The Municipal: Mayor Mihalik, please tell us a little bit about your upbringing in Indiana and how you ended up in Ohio.
Mayor Mihalik: I was born in Warsaw, Ind., at Kosciusko Community Hospital in 1979. My parents lived in Syracuse, Ind., at the time. I graduated from Wawasee High School in 1998 and then came to Findlay, where I studied political science and played for the women’s basketball team at the University of Findlay. I graduated from there in 2002 with a bachelor’s degree in political science.
The Municipal: Can you share your journey into the political realm? What were some of the career stepping stones that brought you to your current position?
Mayor Mihalik: During my time at the University of Findlay, I was fortunate to obtain an internship for the city of Findlay’s Development Department. Shortly before I graduated, I was offered a full-time position at the city. After about two years of employment, I was successful in obtaining a grant from the Ohio Department of Transportation for Transportation Enhancements for Findlay’s downtown in the amount of about $250,000. This win apparently made me a grant expert, because shortly after that I was offered the position of grant administrator for the Hancock Regional Planning Commission — a position I held until I was sworn in as mayor in 2012.
All told I was responsible for generating more than $19 million in grant awards for the Findlay/Hancock County region. The important part of this career milestone for me were the relationships I developed to get the projects done. Those relationships were vital to my bid for mayor in 2011.
The Municipal: Why did you feel that it was important to run for mayor?
Mayor Mihalik: I decided to throw my hat in the ring for the community CEO position because we were in a very fragile state, like most communities at that time. We were in need of new energy and leadership. Th is was my first chance at the election process as a candidate and it was a tough battle, but I won the primary in May 2010, and the general election in November 2010 with more than 70 percent of the vote. I am just now ending my last year of my first four-year term.
Much to my surprise I did not have a primary opponent this year, nor will I have a general election opponent in November. So it appears as though I will serve another four years beginning Jan. 1. I am perfectly happy as the mayor of Findlay and plan on being here as long as the community will have me.
I ran for mayor on a platform of commitment to progress toward a solution for our flooding problem, bringing much-needed growth to our economy and improving the way we deliver public service. I am proud to share that we have made outstanding progress on all three commitments.

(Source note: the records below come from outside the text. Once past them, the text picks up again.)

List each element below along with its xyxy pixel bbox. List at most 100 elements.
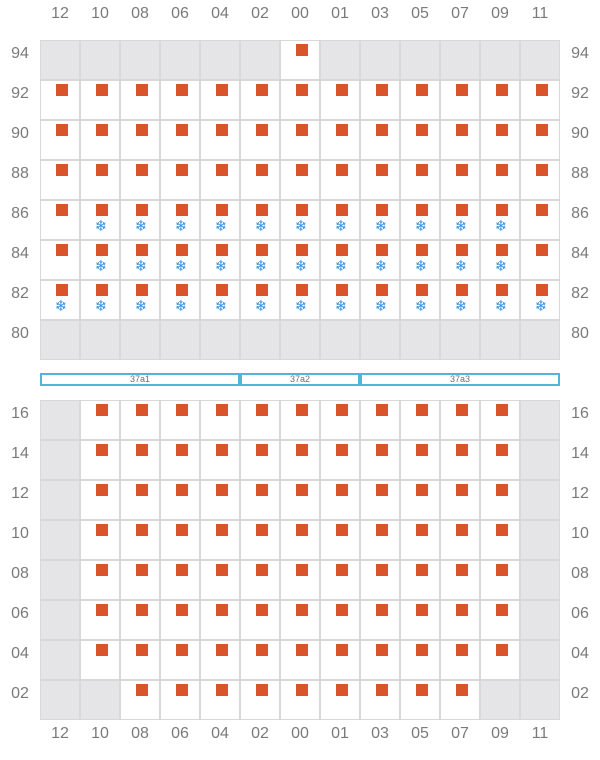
upper_block-cell-94-04[interactable]	[200, 40, 240, 80]
lower_block-cell-16-08[interactable]	[120, 400, 160, 440]
upper_block-cell-84-06[interactable]: ❄	[160, 240, 200, 280]
upper_block-cell-90-12[interactable]	[40, 120, 80, 160]
upper_block-cell-94-00[interactable]	[280, 40, 320, 80]
lower_block-cell-08-09[interactable]	[480, 560, 520, 600]
lower_block-cell-08-11[interactable]	[520, 560, 560, 600]
lower_block-cell-14-07[interactable]	[440, 440, 480, 480]
lower_block-cell-12-02[interactable]	[240, 480, 280, 520]
lower_block-cell-12-04[interactable]	[200, 480, 240, 520]
lower_block-cell-14-04[interactable]	[200, 440, 240, 480]
lower_block-cell-04-00[interactable]	[280, 640, 320, 680]
lower_block-cell-14-02[interactable]	[240, 440, 280, 480]
lower_block-cell-06-03[interactable]	[360, 600, 400, 640]
lower_block-cell-08-03[interactable]	[360, 560, 400, 600]
upper_block-cell-94-12[interactable]	[40, 40, 80, 80]
upper_block-cell-86-12[interactable]	[40, 200, 80, 240]
lower_block-cell-02-06[interactable]	[160, 680, 200, 720]
upper_block-cell-86-01[interactable]: ❄	[320, 200, 360, 240]
lower_block-cell-10-00[interactable]	[280, 520, 320, 560]
lower_block-cell-02-10[interactable]	[80, 680, 120, 720]
upper_block-cell-84-05[interactable]: ❄	[400, 240, 440, 280]
lower_block-cell-02-09[interactable]	[480, 680, 520, 720]
lower_block-cell-06-08[interactable]	[120, 600, 160, 640]
lower_block-cell-08-12[interactable]	[40, 560, 80, 600]
upper_block-cell-90-00[interactable]	[280, 120, 320, 160]
upper_block-cell-90-06[interactable]	[160, 120, 200, 160]
upper_block-cell-92-00[interactable]	[280, 80, 320, 120]
upper_block-cell-94-01[interactable]	[320, 40, 360, 80]
lower_block-cell-04-04[interactable]	[200, 640, 240, 680]
lower_block-cell-12-12[interactable]	[40, 480, 80, 520]
lower_block-cell-10-08[interactable]	[120, 520, 160, 560]
upper_block-cell-90-08[interactable]	[120, 120, 160, 160]
lower_block-cell-06-05[interactable]	[400, 600, 440, 640]
lower_block-cell-10-02[interactable]	[240, 520, 280, 560]
upper_block-cell-94-06[interactable]	[160, 40, 200, 80]
lower_block-cell-08-04[interactable]	[200, 560, 240, 600]
upper_block-cell-88-02[interactable]	[240, 160, 280, 200]
lower_block-cell-14-06[interactable]	[160, 440, 200, 480]
upper_block-cell-80-11[interactable]	[520, 320, 560, 360]
lower_block-cell-14-08[interactable]	[120, 440, 160, 480]
lower_block-cell-14-03[interactable]	[360, 440, 400, 480]
upper_block-cell-82-12[interactable]: ❄	[40, 280, 80, 320]
lower_block-cell-08-07[interactable]	[440, 560, 480, 600]
lower_block-cell-14-10[interactable]	[80, 440, 120, 480]
upper_block-cell-82-10[interactable]: ❄	[80, 280, 120, 320]
lower_block-cell-12-06[interactable]	[160, 480, 200, 520]
upper_block-cell-82-00[interactable]: ❄	[280, 280, 320, 320]
upper_block-cell-92-01[interactable]	[320, 80, 360, 120]
lower_block-cell-04-02[interactable]	[240, 640, 280, 680]
lower_block-cell-12-03[interactable]	[360, 480, 400, 520]
upper_block-cell-80-12[interactable]	[40, 320, 80, 360]
lower_block-cell-12-11[interactable]	[520, 480, 560, 520]
lower_block-cell-08-00[interactable]	[280, 560, 320, 600]
lower_block-cell-06-10[interactable]	[80, 600, 120, 640]
upper_block-cell-88-01[interactable]	[320, 160, 360, 200]
lower_block-cell-14-05[interactable]	[400, 440, 440, 480]
upper_block-cell-82-11[interactable]: ❄	[520, 280, 560, 320]
upper_block-cell-90-01[interactable]	[320, 120, 360, 160]
upper_block-cell-84-12[interactable]	[40, 240, 80, 280]
lower_block-cell-12-09[interactable]	[480, 480, 520, 520]
lower_block-cell-16-05[interactable]	[400, 400, 440, 440]
upper_block-cell-94-03[interactable]	[360, 40, 400, 80]
upper_block-cell-88-10[interactable]	[80, 160, 120, 200]
lower_block-cell-06-07[interactable]	[440, 600, 480, 640]
lower_block-cell-02-01[interactable]	[320, 680, 360, 720]
upper_block-cell-80-05[interactable]	[400, 320, 440, 360]
lower_block-cell-16-04[interactable]	[200, 400, 240, 440]
upper_block-cell-88-05[interactable]	[400, 160, 440, 200]
upper_block-cell-84-07[interactable]: ❄	[440, 240, 480, 280]
upper_block-cell-86-07[interactable]: ❄	[440, 200, 480, 240]
upper_block-cell-80-03[interactable]	[360, 320, 400, 360]
upper_block-cell-94-05[interactable]	[400, 40, 440, 80]
upper_block-cell-86-08[interactable]: ❄	[120, 200, 160, 240]
upper_block-cell-82-02[interactable]: ❄	[240, 280, 280, 320]
upper_block-cell-82-09[interactable]: ❄	[480, 280, 520, 320]
upper_block-cell-88-09[interactable]	[480, 160, 520, 200]
upper_block-cell-86-10[interactable]: ❄	[80, 200, 120, 240]
upper_block-cell-82-07[interactable]: ❄	[440, 280, 480, 320]
upper_block-cell-90-03[interactable]	[360, 120, 400, 160]
upper_block-cell-92-07[interactable]	[440, 80, 480, 120]
upper_block-cell-86-02[interactable]: ❄	[240, 200, 280, 240]
lower_block-cell-08-02[interactable]	[240, 560, 280, 600]
upper_block-cell-88-11[interactable]	[520, 160, 560, 200]
upper_block-cell-82-01[interactable]: ❄	[320, 280, 360, 320]
upper_block-cell-86-06[interactable]: ❄	[160, 200, 200, 240]
upper_block-cell-80-09[interactable]	[480, 320, 520, 360]
lower_block-cell-12-10[interactable]	[80, 480, 120, 520]
lower_block-cell-12-00[interactable]	[280, 480, 320, 520]
lower_block-cell-16-00[interactable]	[280, 400, 320, 440]
lower_block-cell-14-11[interactable]	[520, 440, 560, 480]
lower_block-cell-16-03[interactable]	[360, 400, 400, 440]
lower_block-cell-12-05[interactable]	[400, 480, 440, 520]
upper_block-cell-90-11[interactable]	[520, 120, 560, 160]
upper_block-cell-80-06[interactable]	[160, 320, 200, 360]
upper_block-cell-86-11[interactable]	[520, 200, 560, 240]
upper_block-cell-92-12[interactable]	[40, 80, 80, 120]
upper_block-cell-82-04[interactable]: ❄	[200, 280, 240, 320]
upper_block-cell-82-05[interactable]: ❄	[400, 280, 440, 320]
lower_block-cell-06-01[interactable]	[320, 600, 360, 640]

A. Our flood mitigation progress will culminate next year with the acceptance of our chief’s report from the Army Corps of Engineers.

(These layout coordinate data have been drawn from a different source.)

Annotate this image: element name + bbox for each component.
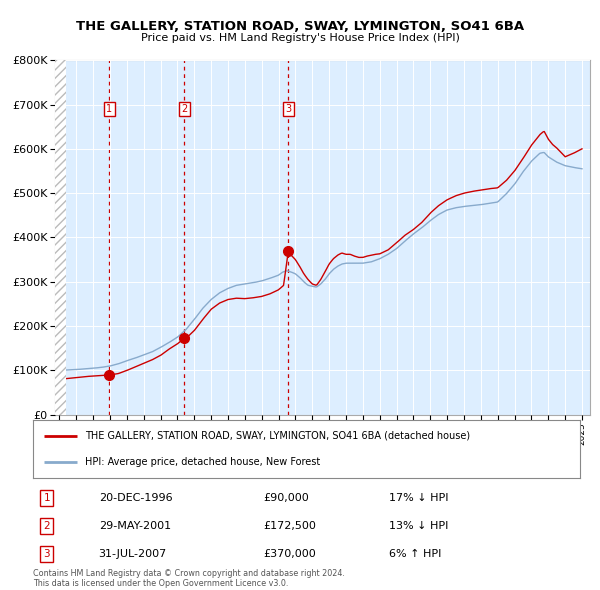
Text: 2: 2 (181, 104, 187, 114)
Text: £90,000: £90,000 (263, 493, 308, 503)
Text: HPI: Average price, detached house, New Forest: HPI: Average price, detached house, New … (85, 457, 320, 467)
Text: £370,000: £370,000 (263, 549, 316, 559)
Text: 17% ↓ HPI: 17% ↓ HPI (389, 493, 448, 503)
Text: 1: 1 (106, 104, 112, 114)
Text: THE GALLERY, STATION ROAD, SWAY, LYMINGTON, SO41 6BA: THE GALLERY, STATION ROAD, SWAY, LYMINGT… (76, 20, 524, 33)
Text: 3: 3 (43, 549, 50, 559)
Text: Price paid vs. HM Land Registry's House Price Index (HPI): Price paid vs. HM Land Registry's House … (140, 33, 460, 43)
Text: 6% ↑ HPI: 6% ↑ HPI (389, 549, 441, 559)
Text: £172,500: £172,500 (263, 522, 316, 531)
Text: Contains HM Land Registry data © Crown copyright and database right 2024.
This d: Contains HM Land Registry data © Crown c… (33, 569, 345, 588)
Text: 2: 2 (43, 522, 50, 531)
Text: 13% ↓ HPI: 13% ↓ HPI (389, 522, 448, 531)
Bar (55, 60, 65, 415)
Text: 20-DEC-1996: 20-DEC-1996 (98, 493, 172, 503)
Text: 3: 3 (285, 104, 292, 114)
Text: 31-JUL-2007: 31-JUL-2007 (98, 549, 167, 559)
Text: THE GALLERY, STATION ROAD, SWAY, LYMINGTON, SO41 6BA (detached house): THE GALLERY, STATION ROAD, SWAY, LYMINGT… (85, 431, 470, 441)
Text: 29-MAY-2001: 29-MAY-2001 (98, 522, 171, 531)
Text: 1: 1 (43, 493, 50, 503)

B. I believe we have created an environment that is conducive for private investment. Our economy is strong, with unprecedented private sector investment and job growth happening — along with the recent award from Site Selection Magazine as the nation’s No. 1 micropolitan area to expand or locate a business.

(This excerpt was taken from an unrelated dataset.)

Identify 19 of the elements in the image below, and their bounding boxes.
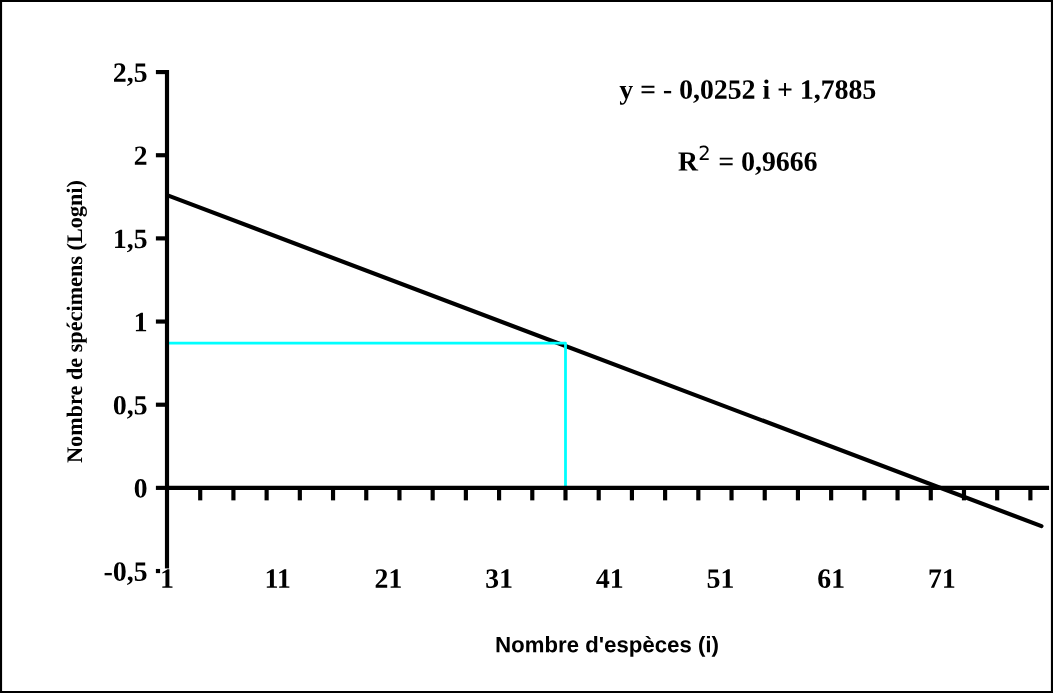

C. Our financial health has improved greatly in the last few years. We have gone from a $4 million deficit to more than $10 million in our unappropriated balance. We have “put first things first” by optimizing and improving the way we deliver public service, putting focus on our organization as well as the infrastructure we maintain. Our city is very strong.
The Municipal: What remains to be addressed?
Mayor Mihalik: Our workforce development issues are similar to most communities across the Midwest. Working with our workforce coalition, I hope to help lead an effort that provides for a sustainable and growing group of highly skilled and qualified individuals to help with the jobs of today and tomorrow. This task is monumental in scope and will take the entire community to complete.